SS: Were you inspired by any particular films or stories?
MS: I think everything we watched or read growing up influences us. There’s a lot of classic literature that influenced us like Mark Twain and the way that he addressed drama through humour. We didn’t want to make a sad movie. I think especially a lot of smaller art movies tend to be really sad and we wanted to be happy. 

SS: I guess there’s a risk with this type of story that it could stray into maudlin, over-sentimental territory. Were you conscious of not falling into that trap?
MS: Yeah, especially as Zack is so sweet to begin with, we had to try and stay extra gritty and I think Shia was really helpful with that. Shia’s instinct is to be edgier and Zack is so fucking sweet and pure of heart that everybody just wants to hug him all the time, and so I think when you take both of those extremes and put them together, it feels right.

SS: Zack’s performance is so polished throughout, did you have to change your shooting style at all to show him at his best?
MS: Yes, but we had to change it for Shia too. I think it’s our job as directors to say, “What’s best for you? How can we allow you to do your job really well?” So Shia said to us, “Don’t make me hit marks, just let me live it”. You know like, you come in, you stand here, you say your line, you go over there. And he also said, “Don’t time me.” He’s been on movies where it was like, “Ok that was seventeen seconds, I need you to do thirteen seconds.”

SS: That sounds quite stressful.
MS: Yeah but if you’re doing Transformers, that’s how they have to run it, you know. So Shia really wants to feel it and then with Zack, it’s a lot about just managing the emotion, so it’s almost about directing the experience. Like if he got tired, we’d be like, “Zack, you seem kind of tired, do you want to ride a jet ski?” So we’d go ride a jet ski for half an hour and then come back and he’d be great! But if we’d just sort of slogged through it, I don’t think we’d have the right emotions. 

SS: So giving the actors the space to fine-tune their performance.
MS: But also giving them time to connect with each other.

The Peanut Butter Falcon

SS: There’s such palpable chemistry between Zack, Shia and Dakota. I read somewhere that Dakota and Zack did pedicures together off-set. Is that true?
MS: Yeah [laughs], they were such a crew. Still to this day there’s a big group text and we all hang out. We were all at the Honey Boy party last night and Zack just got an audition so had to send in a self-tape, and we all just stopped what we were doing and taped Zack for his audition, with Shia reading lines off-camera. 

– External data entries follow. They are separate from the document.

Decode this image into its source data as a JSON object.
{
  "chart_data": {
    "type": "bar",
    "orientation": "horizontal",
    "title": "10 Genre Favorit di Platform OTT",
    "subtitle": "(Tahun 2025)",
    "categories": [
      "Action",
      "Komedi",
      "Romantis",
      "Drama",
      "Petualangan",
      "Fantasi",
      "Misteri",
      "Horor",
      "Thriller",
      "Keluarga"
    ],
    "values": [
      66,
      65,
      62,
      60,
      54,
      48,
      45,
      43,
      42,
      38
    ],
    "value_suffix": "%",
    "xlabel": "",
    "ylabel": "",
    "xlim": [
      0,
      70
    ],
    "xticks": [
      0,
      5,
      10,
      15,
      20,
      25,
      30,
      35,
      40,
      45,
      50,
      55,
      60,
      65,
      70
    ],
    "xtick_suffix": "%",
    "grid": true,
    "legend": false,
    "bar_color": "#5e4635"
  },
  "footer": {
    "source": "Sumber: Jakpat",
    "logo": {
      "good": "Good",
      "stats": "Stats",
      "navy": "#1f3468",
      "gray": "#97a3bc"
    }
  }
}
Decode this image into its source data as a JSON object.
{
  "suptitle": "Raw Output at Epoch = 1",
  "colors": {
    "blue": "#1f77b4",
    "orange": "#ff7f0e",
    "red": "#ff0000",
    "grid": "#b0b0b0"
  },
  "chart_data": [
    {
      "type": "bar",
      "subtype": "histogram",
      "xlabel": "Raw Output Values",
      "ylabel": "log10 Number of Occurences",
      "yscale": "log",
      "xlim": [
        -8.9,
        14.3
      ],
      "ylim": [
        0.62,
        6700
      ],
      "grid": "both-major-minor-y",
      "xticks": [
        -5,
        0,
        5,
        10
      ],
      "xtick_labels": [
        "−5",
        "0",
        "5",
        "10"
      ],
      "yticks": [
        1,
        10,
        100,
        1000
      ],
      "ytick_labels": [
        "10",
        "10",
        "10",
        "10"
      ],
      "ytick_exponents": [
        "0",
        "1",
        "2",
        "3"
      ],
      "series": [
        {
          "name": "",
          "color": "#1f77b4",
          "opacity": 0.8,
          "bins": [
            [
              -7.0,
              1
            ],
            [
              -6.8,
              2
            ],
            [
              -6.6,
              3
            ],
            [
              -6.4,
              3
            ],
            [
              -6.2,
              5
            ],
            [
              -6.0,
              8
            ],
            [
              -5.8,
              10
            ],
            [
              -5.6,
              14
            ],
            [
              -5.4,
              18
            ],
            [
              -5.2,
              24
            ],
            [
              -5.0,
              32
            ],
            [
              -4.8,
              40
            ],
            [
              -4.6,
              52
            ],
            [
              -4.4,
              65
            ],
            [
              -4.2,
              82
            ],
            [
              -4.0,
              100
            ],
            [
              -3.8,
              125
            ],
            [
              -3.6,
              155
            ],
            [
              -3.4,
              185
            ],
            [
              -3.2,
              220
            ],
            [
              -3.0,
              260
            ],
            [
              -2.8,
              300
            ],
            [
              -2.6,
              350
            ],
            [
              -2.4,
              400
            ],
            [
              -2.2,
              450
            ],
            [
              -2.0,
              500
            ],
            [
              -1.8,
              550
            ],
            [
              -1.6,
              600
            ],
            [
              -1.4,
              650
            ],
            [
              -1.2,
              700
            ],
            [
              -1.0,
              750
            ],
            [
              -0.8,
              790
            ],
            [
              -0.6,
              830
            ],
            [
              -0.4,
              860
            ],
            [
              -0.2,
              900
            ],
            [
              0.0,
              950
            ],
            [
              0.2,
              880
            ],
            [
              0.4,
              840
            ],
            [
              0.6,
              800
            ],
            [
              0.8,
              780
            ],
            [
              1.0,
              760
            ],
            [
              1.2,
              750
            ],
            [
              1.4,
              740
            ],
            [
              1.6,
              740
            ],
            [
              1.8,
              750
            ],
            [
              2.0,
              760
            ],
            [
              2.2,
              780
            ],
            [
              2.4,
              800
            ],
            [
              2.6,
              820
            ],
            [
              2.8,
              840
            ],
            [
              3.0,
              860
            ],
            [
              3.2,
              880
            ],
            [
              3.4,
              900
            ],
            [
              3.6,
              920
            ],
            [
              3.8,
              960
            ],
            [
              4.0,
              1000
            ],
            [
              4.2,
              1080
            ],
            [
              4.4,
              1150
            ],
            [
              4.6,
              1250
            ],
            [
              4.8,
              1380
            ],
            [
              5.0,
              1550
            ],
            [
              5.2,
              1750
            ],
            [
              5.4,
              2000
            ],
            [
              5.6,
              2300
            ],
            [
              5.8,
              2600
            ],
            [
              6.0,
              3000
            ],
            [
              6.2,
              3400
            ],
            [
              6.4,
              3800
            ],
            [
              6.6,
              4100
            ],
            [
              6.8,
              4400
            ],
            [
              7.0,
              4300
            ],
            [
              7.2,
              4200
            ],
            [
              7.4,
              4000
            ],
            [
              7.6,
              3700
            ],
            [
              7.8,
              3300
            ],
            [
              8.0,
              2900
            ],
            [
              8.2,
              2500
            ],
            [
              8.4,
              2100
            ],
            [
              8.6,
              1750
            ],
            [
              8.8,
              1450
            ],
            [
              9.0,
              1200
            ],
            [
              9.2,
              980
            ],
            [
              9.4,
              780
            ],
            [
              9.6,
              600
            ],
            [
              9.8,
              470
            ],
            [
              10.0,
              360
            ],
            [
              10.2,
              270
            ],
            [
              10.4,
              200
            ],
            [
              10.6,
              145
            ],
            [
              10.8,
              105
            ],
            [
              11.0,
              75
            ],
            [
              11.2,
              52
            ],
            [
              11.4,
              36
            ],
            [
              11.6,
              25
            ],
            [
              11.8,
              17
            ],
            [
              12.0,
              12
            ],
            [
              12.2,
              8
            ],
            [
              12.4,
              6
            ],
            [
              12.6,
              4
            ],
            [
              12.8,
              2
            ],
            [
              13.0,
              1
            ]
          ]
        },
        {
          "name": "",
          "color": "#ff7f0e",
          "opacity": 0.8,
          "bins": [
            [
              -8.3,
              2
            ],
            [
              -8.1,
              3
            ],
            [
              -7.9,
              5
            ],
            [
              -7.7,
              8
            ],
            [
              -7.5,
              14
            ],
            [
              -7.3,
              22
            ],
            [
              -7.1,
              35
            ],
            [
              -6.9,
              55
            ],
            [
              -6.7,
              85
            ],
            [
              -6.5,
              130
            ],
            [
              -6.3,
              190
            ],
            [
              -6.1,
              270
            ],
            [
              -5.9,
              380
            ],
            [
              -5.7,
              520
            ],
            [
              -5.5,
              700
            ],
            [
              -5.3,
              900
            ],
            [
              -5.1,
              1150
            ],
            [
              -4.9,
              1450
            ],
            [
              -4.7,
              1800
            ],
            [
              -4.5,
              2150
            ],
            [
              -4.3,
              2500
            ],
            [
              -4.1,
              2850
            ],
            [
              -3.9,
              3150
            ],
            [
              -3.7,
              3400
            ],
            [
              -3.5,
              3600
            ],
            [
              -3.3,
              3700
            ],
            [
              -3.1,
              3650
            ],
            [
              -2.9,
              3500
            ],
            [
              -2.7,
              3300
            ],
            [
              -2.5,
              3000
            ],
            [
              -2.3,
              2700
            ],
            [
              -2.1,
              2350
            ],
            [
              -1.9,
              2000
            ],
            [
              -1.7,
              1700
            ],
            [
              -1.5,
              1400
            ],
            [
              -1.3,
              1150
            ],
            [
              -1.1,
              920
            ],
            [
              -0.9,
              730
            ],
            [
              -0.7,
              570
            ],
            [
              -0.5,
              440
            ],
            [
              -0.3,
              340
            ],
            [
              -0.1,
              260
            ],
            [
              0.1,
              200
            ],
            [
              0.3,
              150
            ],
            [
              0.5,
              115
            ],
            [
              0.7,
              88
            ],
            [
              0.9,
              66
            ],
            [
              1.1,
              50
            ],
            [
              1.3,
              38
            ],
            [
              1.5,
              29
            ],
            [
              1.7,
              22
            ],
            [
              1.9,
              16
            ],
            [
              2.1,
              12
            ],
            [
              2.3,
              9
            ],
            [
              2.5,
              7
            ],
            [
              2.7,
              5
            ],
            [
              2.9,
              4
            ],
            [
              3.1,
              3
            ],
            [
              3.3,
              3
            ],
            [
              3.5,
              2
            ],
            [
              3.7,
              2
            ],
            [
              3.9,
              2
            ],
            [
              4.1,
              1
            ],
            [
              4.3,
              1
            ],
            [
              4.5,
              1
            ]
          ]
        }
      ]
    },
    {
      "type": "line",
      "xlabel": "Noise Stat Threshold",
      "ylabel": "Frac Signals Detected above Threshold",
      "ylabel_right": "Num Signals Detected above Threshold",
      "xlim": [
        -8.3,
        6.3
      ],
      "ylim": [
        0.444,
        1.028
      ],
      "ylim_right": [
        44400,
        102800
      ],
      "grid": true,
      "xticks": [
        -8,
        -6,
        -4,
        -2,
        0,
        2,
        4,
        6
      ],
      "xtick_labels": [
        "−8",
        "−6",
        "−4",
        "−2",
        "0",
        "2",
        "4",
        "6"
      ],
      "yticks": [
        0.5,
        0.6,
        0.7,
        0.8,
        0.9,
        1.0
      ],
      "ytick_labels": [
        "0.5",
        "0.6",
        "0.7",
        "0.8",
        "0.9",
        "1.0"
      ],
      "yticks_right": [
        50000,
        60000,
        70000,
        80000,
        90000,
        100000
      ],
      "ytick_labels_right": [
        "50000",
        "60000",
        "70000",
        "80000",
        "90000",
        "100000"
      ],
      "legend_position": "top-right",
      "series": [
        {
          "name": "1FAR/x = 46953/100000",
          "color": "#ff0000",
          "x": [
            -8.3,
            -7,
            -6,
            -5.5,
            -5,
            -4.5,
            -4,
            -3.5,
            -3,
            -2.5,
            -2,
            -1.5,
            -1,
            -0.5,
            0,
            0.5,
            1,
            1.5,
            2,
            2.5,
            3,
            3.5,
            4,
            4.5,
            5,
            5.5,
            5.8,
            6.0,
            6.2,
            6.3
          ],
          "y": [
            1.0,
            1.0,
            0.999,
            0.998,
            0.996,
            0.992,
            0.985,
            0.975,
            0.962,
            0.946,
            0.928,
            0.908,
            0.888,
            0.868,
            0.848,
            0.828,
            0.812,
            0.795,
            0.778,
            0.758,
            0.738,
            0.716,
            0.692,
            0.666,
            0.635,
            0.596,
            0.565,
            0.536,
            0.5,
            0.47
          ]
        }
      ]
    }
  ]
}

SS: It must feel really great to see the ripple effect the film is having across the industry in terms of diversity in casting.
MS: It’s cool to see the ripple effect in the industry but also outside of the industry. We’ve now been travelling with the film for three months and showing it to people, and there are people with Down’s syndrome who have graduated from college and can’t get a job, and they’ll come up to us after a screening and say, “I think I’m going to be able to get a job now. No one made space for me before but I think if enough people see the movie, they’ll be like ‘Oh, people with Down’s syndrome can contribute in a lot of different ways.’”

And then within the industry, it’s really important that the stuff makes money, so to have something that’s made money is really valuable. I think if we’d lost money, there was a danger that no one would ever make a film this big with a disabled person again.

SS: The theme of family and finding it in unlikely places speaks loudly in the film. Do you think that’s why it’s striking such a chord with audiences?
MS: I think a lot of people are lonely. I think we’re in this time where there’s people everywhere and people in politics fighting with one another and with social media… people aren’t really connecting one on one and I do think that there’s something that we wanted to talk about which is how it would probably be better if we all just loved each other a little bit more. It’s a super simple message and I don’t know if that’s why people are liking it. I think there is an element of that and an element of Zack. Really, I think Zack is this movie, and then supported by everyone else.

The Peanut Butter Falcon is out in cinemas Friday 18th October.